You see, every single provider on the athena Network is linked into the same database, uses the same version of the software, and benefits from the shared learning of every other provider on the network. Everything that athena does is an aggregation of the collective intelligence of all of its users. More users equals more refinement, increased efficiencies, and increased influence in working with the insurance carriers to continue to improve the process. By designing with an architecture of participation in mind, Ed Park was able to create a revolutionary force that is just beginning to be unleashed within the industry:
There is no other software vendor who has designed their system in this way. Therefore, I smile (more often smirk) when I see announcements from NextGen, Cerner, or rival Allscripts when they discuss their hosting services in the context of athena’s Network. They continue to grab at features and functions, not realizing that people are more than willing to settle for less features and function in exchange for the power of the Network. Consider athena’s no-nonsense, no-license fees, risk-sharing proposition: implement our software for free, we will increase your revenues 15-20%, and we get paid based on our success in increasing your revenue.
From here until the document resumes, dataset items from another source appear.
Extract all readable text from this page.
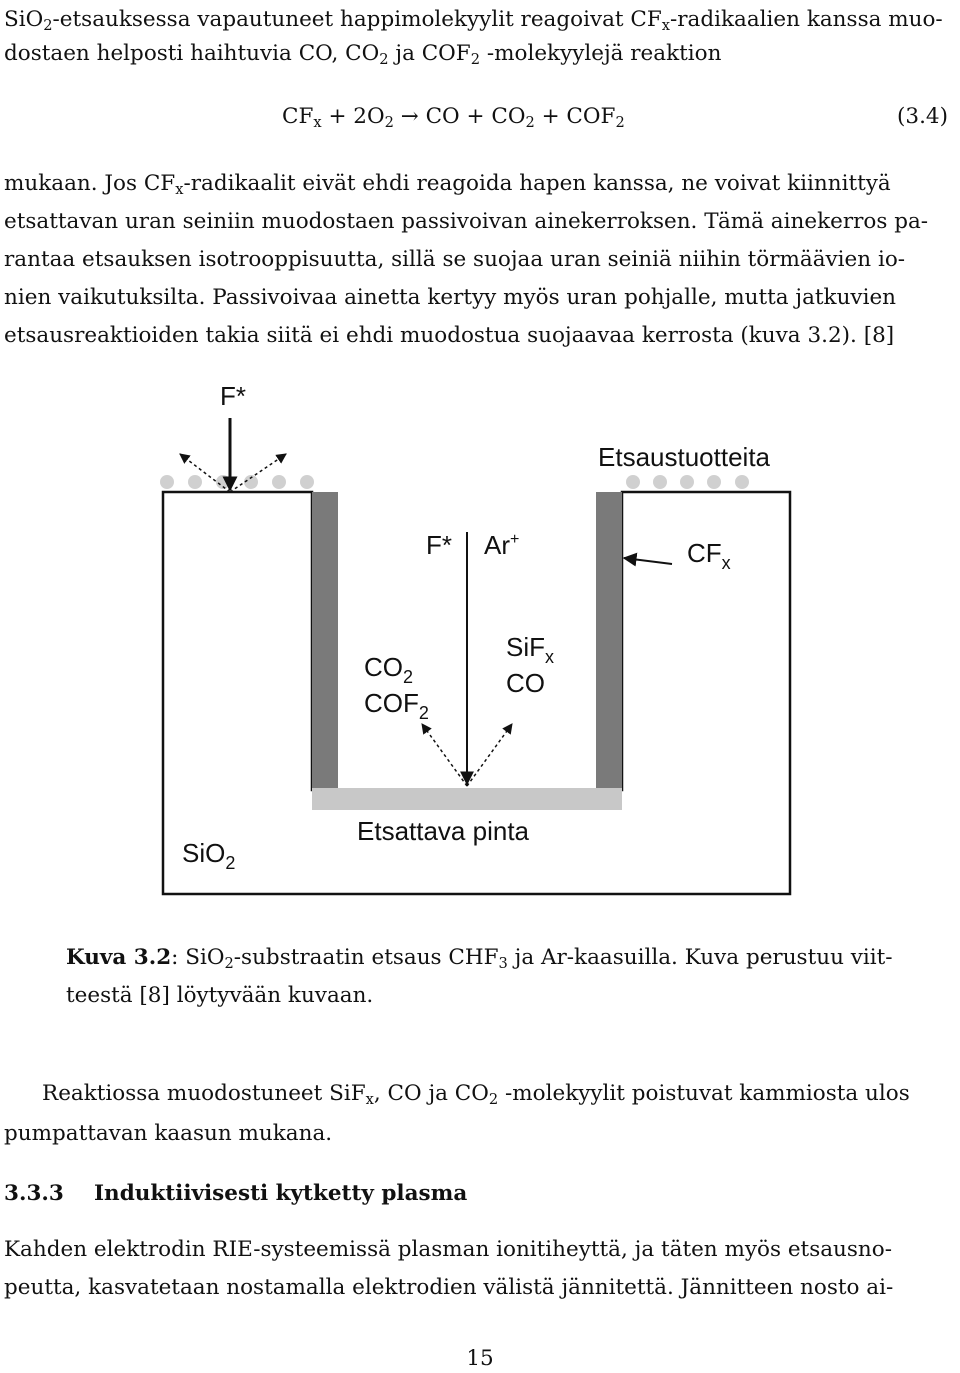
SiO$_2$-etsauksessa vapautuneet happimolekyylit reagoivat $CF_x$-radikaalien kanssa muo-
dostaen helposti haihtuvia CO, $CO_2$ ja $COF_2$ -molekyylejä reaktion
$CF_x + 2O_2$ → CO + $CO_2 + COF_2$	(3.4)
mukaan. Jos $CF_x$-radikaalit eivät ehdi reagoida hapen kanssa, ne voivat kiinnittyä
etsattavan uran seiniin muodostaen passivoivan ainekerroksen. Tämä ainekerros pa-
rantaa etsauksen isotrooppisuutta, sillä se suojaa uran seiniä niihin törmäävien io-
nien vaikutuksilta. Passivoivaa ainetta kertyy myös uran pohjalle, mutta jatkuvien
etsausreaktioiden takia siitä ei ehdi muodostua suojaavaa kerrosta (kuva 3.2). [8]
F*
Etsaustuotteita
F* Ar+	$CF_x$
$CO_2$
$COF_2$
SiF$_x$
CO
SiO$_2$
Etsattava pinta
Kuva 3.2: SiO$_2$-substraatin etsaus $CHF_3$ ja Ar-kaasuilla. Kuva perustuu viit-
teestä [8] löytyvään kuvaan.
Reaktiossa muodostuneet SiF$_x$, CO ja $CO_2$ -molekyylit poistuvat kammiosta ulos
pumpattavan kaasun mukana.
3.3.3 Induktiivisesti kytketty plasma
Kahden elektrodin RIE-systeemissä plasman ionitiheyttä, ja täten myös etsausno-
peutta, kasvatetaan nostamalla elektrodien välistä jännitettä. Jännitteen nosto ai-
15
It is such a no brainer, that I once again request that any physician who is NOT using the athena Network to solve their back office conundrum to please explain the clinical, financial, or administrative rationale for not doing so. I am still waiting.
But as you can surmise, this is not all. In addition to the collective intelligence of the Network growing more powerful each day, the Network’s database of highly valuable practice information grows daily as well. This begins to reveal several potentially interesting ways that athena’s business models can expand in the future. First, athena is now positioned to provide detailed analytics and hhigh end advisory services back to the practices, and interesting enough, to the insurers they annually embarrass with their transparency initiative called PayerView. Second, given the ability to instantaneously update athena’s entire Network with all the latest quality and performance rules, every provider automatically is positioned to become part of a high performance network. athena’s software is being continually enhanced, Network wide, to help providers at the point of care make best practice clinical interventions which improve quality while simultaneously lowering costs. Third, the aggregate information from this vast Network becomes a powerful research opportunity to share best practices, increase efficiencies, and improve outcomes as a value add to providers.
Network membership, truly has it privileges.
So Cady Ostrich, you might want to reconsider your statement in light of the above facts (don’t even get me started on putting Mysis in the same galaxy as athena). My recommendation would be for you to get your head out of the sand, and into the athena cloud.